Gli eccessi dell'ideologia green
Macron vuole più rinnovabili e meno nucleare, ma occhio al fabbisogno
Il nucleare, in Francia, è un orgoglio nazionale. Assieme al Tgv, è il simbolo più nitido della grandeur e della spinta modernizzatrice impressa da generale De Gaulle, il padre della Quinta Repubblica. Ma da ieri, quello che fino a qualche anno fa era considerato come un santuario inscalfibile della potenza industriale esagonale è sul banco degli imputati. Il presidente francese, Emmanuel Macron, nel quadro della presentazione del Programma pluriennale per l’energia (Ppe), ha confermato che la quota nucleare verrà ridotta del 50 per cento entro il 2035, a favore delle energie rinnovabili. “Concretamente, 14 reattori da 900 megawatt saranno spenti da qui al 2035. Si comincerà nell’estate 2020 con la chiusura definitiva dei due reattori di Fessenheim (la centrale più vecchia di Francia, ndr)”, ha detto l’inquilino dell’Eliseo, prima di aggiungere: “Ridurre il ruolo dell’energia nucleare non significa rinunciarvi”.

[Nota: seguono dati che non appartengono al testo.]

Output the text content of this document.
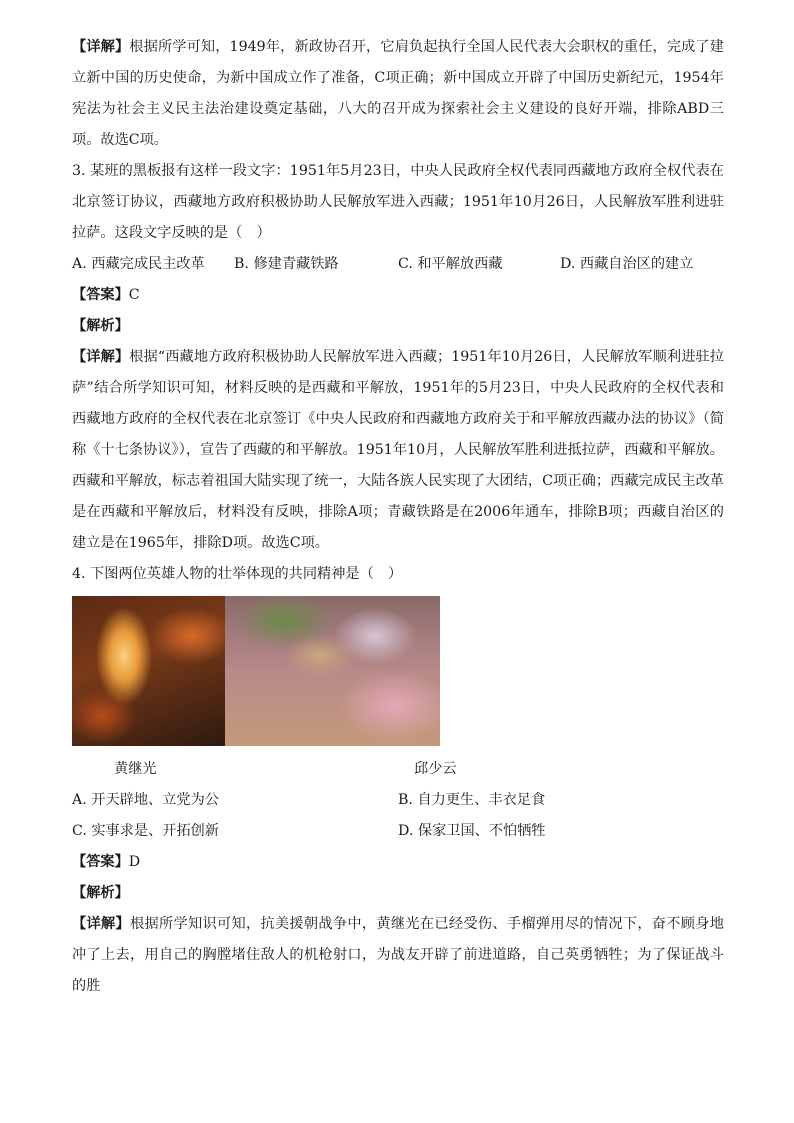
【详解】根据所学可知，1949年，新政协召开，它肩负起执行全国人民代表大会职权的重任，完成了建立新中国的历史使命，为新中国成立作了准备，C项正确；新中国成立开辟了中国历史新纪元，1954年宪法为社会主义民主法治建设奠定基础，八大的召开成为探索社会主义建设的良好开端，排除ABD三项。故选C项。

3. 某班的黑板报有这样一段文字：1951年5月23日，中央人民政府全权代表同西藏地方政府全权代表在北京签订协议，西藏地方政府积极协助人民解放军进入西藏；1951年10月26日，人民解放军胜利进驻拉萨。这段文字反映的是（　）

A. 西藏完成民主改革	B. 修建青藏铁路	C. 和平解放西藏	D. 西藏自治区的建立

【答案】C

【解析】

【详解】根据“西藏地方政府积极协助人民解放军进入西藏；1951年10月26日，人民解放军顺利进驻拉萨”结合所学知识可知，材料反映的是西藏和平解放，1951年的5月23日，中央人民政府的全权代表和西藏地方政府的全权代表在北京签订《中央人民政府和西藏地方政府关于和平解放西藏办法的协议》（简称《十七条协议》），宣告了西藏的和平解放。1951年10月，人民解放军胜利进抵拉萨，西藏和平解放。西藏和平解放，标志着祖国大陆实现了统一，大陆各族人民实现了大团结，C项正确；西藏完成民主改革是在西藏和平解放后，材料没有反映，排除A项；青藏铁路是在2006年通车，排除B项；西藏自治区的建立是在1965年，排除D项。故选C项。

4. 下图两位英雄人物的壮举体现的共同精神是（　）

黄继光	邱少云
A. 开天辟地、立党为公	B. 自力更生、丰衣足食
C. 实事求是、开拓创新	D. 保家卫国、不怕牺牲

【答案】D

【解析】

【详解】根据所学知识可知，抗美援朝战争中，黄继光在已经受伤、手榴弹用尽的情况下，奋不顾身地冲了上去，用自己的胸膛堵住敌人的机枪射口，为战友开辟了前进道路，自己英勇牺牲；为了保证战斗的胜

Ma nonostante questa frase, destinata a rassicurare Edf, il colosso dell’energia francese, e tutti gli attori che lavorano nel settore nucleare, c’è molta inquietudine. Come verrà compensata tutta questa perdita in termini di produzione di elettricità? Le energie rinnovabili, eolico e fotovoltaico – che Macron vuole sostenere con 8 miliardi di finanziamenti all’anno – basteranno per garantire il fabbisogno energetico del paese? “Poiché vegliamo sul potere d’acquisto dei francesi, saremo esigenti con i professionisti del settore sull’abbassamento dei costi”, ha detto il capo dello stato, consapevole che la bolletta elettrica francese, grazie al nucleare, è la più bassa d’Europa, e che questo record positivo deve essere mantenuto nel paese che in questi giorni è tormentato dalla protesta dei “gilet gialli” contro il caro-benzina. L’altra dichiarazione che ha fatto storcere il naso ai giganti dell’energia esagonale è che la Francia non deciderà nell’immediato la costruzione di nuovi Epr, i reattori di ultima generazione, ma aspetterà almeno fino al 2021: un rinvio che non fa ben sperare gli addetti ai lavori. Bene la chiusura delle centrali vetuste e dunque più a rischio come quella di Fessenheim, ma attenzione a non sacrificare il nucleare sull’altare dell’ideologia green.